A Legal Quagmire in Dominica
By Darius Lecointe, PhD, JD
The term election petition comes to us from Section 65 of the House of Assembly (Elections) Act which says that "a petition complaining of an undue return or election of a member of the House of Assembly, in this Act called an election petition may be presented to the High Court by … some person who voted or had a right to vote at the election." The Act then instructs the Court to try the matter and come to a conclusion whether the member was validly elected. Somehow we have managed to mangle what appears to be a simple process.
The first reason is our failure to recognize that the authority for election petitions does not come from the House of Assembly (Elections) Act. The authority comes from the Constitution which gives "the High Court … jurisdiction to hear and determine any question whether (a) any person has been validly elected as a Representative."
The House of Assembly (Elections) Act was adopted in furtherance of the provision in the Constitution that "the circumstances and [manner] in which and the imposition of conditions upon which any application may be made to the High Court for the determination of [this] question and the powers, practice and procedure of the High Court in relation to any such application shall be regulated by any such provision as may be made by Parliament." This means that all the rules we need for dealing with election petitions should be found in the Act. The Constitution does not allow for rules made by the Chief Justice.
Unfortunately, The Act is not true to the Constitution. This may be because the Act is a carryover from pre-Independence days. Apparently, no effort was made in 41 years of independence to reconcile The Act with the Constitution.
The Act differs from the Constitution in two significant ways.
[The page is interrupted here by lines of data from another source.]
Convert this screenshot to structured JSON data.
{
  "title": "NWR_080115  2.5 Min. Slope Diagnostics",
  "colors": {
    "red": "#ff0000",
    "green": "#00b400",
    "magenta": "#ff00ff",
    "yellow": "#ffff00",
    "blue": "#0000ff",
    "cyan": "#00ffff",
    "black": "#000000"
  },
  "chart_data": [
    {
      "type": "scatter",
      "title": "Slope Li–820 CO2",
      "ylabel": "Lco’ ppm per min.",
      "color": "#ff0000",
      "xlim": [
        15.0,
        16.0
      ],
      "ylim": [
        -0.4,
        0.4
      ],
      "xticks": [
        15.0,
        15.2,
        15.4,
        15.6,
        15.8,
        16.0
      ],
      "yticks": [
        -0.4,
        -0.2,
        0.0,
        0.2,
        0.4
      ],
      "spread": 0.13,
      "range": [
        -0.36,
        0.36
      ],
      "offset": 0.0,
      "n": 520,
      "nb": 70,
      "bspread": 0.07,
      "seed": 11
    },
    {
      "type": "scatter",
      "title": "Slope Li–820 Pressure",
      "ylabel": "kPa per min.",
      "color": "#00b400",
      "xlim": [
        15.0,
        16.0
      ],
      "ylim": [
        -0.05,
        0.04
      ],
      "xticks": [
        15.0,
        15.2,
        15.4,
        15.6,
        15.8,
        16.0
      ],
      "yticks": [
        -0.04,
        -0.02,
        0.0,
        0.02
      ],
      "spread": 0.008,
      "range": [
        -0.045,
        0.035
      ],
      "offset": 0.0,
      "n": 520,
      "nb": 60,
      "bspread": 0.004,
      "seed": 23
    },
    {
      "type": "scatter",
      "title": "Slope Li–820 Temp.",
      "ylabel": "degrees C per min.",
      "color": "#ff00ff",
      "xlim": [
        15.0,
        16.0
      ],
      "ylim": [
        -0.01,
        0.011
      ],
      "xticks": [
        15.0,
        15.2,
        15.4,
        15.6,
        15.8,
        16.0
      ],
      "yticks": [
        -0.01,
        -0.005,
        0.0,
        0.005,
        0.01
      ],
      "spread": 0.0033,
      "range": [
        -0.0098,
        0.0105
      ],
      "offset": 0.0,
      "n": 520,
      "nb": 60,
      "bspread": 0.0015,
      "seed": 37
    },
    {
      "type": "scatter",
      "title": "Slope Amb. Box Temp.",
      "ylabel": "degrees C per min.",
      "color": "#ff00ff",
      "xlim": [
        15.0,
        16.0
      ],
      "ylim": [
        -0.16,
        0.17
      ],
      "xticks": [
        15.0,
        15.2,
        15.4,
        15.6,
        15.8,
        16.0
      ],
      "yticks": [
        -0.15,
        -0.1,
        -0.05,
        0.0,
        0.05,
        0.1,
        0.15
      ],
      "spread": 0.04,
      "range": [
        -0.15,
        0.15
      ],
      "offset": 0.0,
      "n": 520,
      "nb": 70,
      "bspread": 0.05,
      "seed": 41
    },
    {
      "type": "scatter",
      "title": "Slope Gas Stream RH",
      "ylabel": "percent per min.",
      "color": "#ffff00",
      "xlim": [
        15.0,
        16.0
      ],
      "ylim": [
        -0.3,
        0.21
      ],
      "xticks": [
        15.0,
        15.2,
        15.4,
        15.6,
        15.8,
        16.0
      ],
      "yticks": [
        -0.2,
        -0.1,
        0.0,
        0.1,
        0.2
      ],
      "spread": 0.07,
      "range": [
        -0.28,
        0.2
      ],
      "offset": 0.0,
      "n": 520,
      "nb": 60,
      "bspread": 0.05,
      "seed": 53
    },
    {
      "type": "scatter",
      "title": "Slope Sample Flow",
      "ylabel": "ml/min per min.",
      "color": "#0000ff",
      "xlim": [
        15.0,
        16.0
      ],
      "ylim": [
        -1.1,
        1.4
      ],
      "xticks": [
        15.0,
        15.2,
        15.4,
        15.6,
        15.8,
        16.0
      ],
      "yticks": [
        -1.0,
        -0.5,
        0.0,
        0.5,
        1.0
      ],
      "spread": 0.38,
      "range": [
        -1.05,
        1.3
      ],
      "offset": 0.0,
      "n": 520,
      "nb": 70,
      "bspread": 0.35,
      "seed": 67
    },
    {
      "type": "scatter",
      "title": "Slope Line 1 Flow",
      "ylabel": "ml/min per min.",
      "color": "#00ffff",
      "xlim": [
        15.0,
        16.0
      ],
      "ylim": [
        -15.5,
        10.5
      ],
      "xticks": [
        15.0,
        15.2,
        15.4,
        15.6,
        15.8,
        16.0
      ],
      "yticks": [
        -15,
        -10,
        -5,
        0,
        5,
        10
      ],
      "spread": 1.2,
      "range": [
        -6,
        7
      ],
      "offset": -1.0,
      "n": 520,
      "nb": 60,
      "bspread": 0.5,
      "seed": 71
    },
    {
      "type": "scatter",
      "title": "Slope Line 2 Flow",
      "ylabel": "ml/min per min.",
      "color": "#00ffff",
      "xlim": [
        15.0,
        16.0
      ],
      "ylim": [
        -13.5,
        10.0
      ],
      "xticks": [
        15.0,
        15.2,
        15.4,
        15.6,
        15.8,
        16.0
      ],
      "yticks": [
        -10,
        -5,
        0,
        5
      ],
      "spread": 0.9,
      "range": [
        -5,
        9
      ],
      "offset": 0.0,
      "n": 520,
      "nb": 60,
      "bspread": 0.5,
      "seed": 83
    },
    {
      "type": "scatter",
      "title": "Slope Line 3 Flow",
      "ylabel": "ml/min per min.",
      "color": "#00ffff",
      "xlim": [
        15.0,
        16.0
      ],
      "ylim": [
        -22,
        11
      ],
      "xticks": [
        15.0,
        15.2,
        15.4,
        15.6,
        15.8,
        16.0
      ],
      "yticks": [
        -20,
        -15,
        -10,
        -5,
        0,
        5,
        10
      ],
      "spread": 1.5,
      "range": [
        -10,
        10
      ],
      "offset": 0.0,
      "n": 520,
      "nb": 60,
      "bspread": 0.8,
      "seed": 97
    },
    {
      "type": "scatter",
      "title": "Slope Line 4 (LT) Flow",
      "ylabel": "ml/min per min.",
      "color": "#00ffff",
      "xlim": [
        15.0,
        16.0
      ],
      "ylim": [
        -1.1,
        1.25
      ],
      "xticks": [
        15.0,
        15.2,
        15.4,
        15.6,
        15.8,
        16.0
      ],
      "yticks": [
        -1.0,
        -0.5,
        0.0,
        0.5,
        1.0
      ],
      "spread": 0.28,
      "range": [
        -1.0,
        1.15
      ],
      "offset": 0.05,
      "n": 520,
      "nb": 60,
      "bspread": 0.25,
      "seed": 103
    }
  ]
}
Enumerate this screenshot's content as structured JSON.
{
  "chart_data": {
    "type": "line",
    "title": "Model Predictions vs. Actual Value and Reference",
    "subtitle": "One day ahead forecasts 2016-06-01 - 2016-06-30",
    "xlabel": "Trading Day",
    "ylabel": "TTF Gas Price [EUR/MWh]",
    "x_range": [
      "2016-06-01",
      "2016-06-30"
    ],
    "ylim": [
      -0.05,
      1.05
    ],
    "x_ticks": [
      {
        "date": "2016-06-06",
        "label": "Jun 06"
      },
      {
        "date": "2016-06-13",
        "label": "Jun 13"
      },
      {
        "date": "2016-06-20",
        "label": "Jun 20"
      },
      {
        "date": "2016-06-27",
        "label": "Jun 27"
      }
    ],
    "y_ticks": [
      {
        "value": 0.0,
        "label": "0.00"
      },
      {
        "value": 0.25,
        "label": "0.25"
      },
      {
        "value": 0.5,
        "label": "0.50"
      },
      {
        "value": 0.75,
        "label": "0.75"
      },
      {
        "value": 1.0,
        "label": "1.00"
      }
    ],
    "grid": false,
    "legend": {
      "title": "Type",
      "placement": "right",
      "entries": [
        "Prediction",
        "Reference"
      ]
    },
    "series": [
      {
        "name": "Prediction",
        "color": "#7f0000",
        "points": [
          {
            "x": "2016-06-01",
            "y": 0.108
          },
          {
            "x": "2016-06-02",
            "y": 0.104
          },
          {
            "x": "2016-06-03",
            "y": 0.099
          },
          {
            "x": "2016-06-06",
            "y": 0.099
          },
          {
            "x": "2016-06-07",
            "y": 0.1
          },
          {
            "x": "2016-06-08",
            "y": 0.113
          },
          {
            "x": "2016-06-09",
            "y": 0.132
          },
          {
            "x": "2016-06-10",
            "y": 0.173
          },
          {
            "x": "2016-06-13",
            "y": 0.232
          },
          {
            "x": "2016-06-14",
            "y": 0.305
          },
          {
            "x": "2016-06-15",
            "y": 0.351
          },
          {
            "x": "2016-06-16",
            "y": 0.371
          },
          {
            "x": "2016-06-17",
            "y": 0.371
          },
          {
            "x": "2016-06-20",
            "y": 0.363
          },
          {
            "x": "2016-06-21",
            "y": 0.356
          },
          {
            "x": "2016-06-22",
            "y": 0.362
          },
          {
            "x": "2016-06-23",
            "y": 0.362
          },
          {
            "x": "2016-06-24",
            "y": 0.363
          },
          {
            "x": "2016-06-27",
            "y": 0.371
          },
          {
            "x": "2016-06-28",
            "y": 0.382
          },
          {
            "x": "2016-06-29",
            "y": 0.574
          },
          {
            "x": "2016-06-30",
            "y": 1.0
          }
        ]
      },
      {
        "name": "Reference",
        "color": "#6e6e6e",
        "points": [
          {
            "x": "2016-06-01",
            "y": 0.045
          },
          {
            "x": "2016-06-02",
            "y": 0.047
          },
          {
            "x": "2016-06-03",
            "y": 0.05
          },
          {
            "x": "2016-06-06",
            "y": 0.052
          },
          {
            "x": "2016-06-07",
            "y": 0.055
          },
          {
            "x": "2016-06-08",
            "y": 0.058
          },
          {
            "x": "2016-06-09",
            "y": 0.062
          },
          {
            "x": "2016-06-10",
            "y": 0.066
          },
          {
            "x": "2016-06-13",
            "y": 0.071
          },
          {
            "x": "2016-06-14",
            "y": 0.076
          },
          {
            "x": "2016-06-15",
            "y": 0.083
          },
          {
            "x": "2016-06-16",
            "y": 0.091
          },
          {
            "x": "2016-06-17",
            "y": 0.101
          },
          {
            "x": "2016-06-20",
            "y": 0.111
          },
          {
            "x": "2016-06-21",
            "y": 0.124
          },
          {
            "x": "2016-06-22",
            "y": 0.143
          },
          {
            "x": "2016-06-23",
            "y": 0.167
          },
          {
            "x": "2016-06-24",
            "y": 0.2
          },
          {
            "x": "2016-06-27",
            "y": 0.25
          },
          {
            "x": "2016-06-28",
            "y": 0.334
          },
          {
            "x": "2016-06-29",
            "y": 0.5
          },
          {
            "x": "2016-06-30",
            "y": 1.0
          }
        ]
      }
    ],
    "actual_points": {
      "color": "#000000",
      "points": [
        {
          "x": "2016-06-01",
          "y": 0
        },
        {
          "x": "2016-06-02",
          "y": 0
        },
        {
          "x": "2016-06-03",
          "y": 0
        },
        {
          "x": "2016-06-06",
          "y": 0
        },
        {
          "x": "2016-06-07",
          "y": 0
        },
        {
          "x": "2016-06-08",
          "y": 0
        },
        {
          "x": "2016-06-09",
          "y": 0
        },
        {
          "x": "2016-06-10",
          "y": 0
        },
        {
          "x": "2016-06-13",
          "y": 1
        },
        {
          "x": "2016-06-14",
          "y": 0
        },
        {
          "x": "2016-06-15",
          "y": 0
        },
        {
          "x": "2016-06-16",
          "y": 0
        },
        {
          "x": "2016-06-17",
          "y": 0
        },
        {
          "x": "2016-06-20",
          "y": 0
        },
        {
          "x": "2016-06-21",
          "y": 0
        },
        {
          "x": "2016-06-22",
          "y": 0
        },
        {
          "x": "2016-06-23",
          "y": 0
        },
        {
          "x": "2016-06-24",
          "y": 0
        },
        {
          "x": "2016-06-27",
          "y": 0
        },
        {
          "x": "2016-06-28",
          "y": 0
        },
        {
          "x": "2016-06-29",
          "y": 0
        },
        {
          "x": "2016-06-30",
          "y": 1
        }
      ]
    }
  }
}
The first point of difference has to do with who can bring an election petition. In addition to "some person who voted or had a right to vote at the election" The Act also gives that right to someone claiming to have had a right to be returned and anyone alleging to have been a candidate. Three classes of individuals in total. This is in contrast to the Constitution which maintains three classes but gives that right to someone who was a candidate and to the Attorney General. The Constitution further provides that if the petition is brought by anyone besides the Attorney General then the Attorney General may intervene. What does this mean?
Take note that the three classes of individuals are not mutually exclusive - the additional two stress actually sub-classes to the first. It would seem that the framers of the Constitution believed that the Attorney General was best qualified to actually bring the petition, even though the right belongs to the larger group. To the extent that the Court expects petitioners to follow the holding of the Court in Frampton that a petition that alleges wrongdoing by the Government should also join the Attorney General, the Court overlooks the fact that election petitions do not allege wrongdoing. An election petition only alleges that the conditions under which the poll was held were invalid. This may be as a result of one or more election offences but the offender is not on trial and may not be the one who was elected. Election offences are dealt with under a different section of The Act.
This is why I believe it would be a lost opportunity - bordering on malpractice - should the attorneys not press upon the Court the fact that the Constitution does not allow for the Court to strike out the election petition, or for the Attorney General to intervene except as a co-complainant. The Court should have the opportunity to respond.
The second difference between The Act and the Constitutional provision may be the fault of Parliament. The jurisdiction given to the High Court is not limited to the election out Representatives, as we see in The Act. The Constitution provides has three more reasons for election petitions: whether (b) any person has been validly appointed as a Senator; (c) any person who has been elected as Speaker from among persons who are not members of the House was qualified to be so elected or has vacated the office of Speaker; or (d) any member of the House has vacated his seat or is required ... to cease to perform any of his functions as a member of the House. Ask off these refer to the membership pic the House, and applications to the High Court relating to the question under these three situations may be made by any elected member of the House or by the Attorney General.
Parliament has never passed any corresponding legislation describing the circumstances and manner in which and the imposition of conditions upon which these applications may be made to the High Court for the determination of these questions and how the powers, practice and procedure of the High Court in relation to any such application shall be regulated. As written, The Act does not apply to these additional conditions for it makes no mention of elected members of the Attorney General. Members of the House have no mechanism for exercising a right that they have under the Constitution.
Where does this leave us? Our election laws are in shambles and in urgent need of reform. Our Constitution is in tatters - still subjugated to an alien authority and with an entire section dealing with the Parliamentary Commissioner treated as if it does not exist. These are not trivial matters. We can't just wish them away.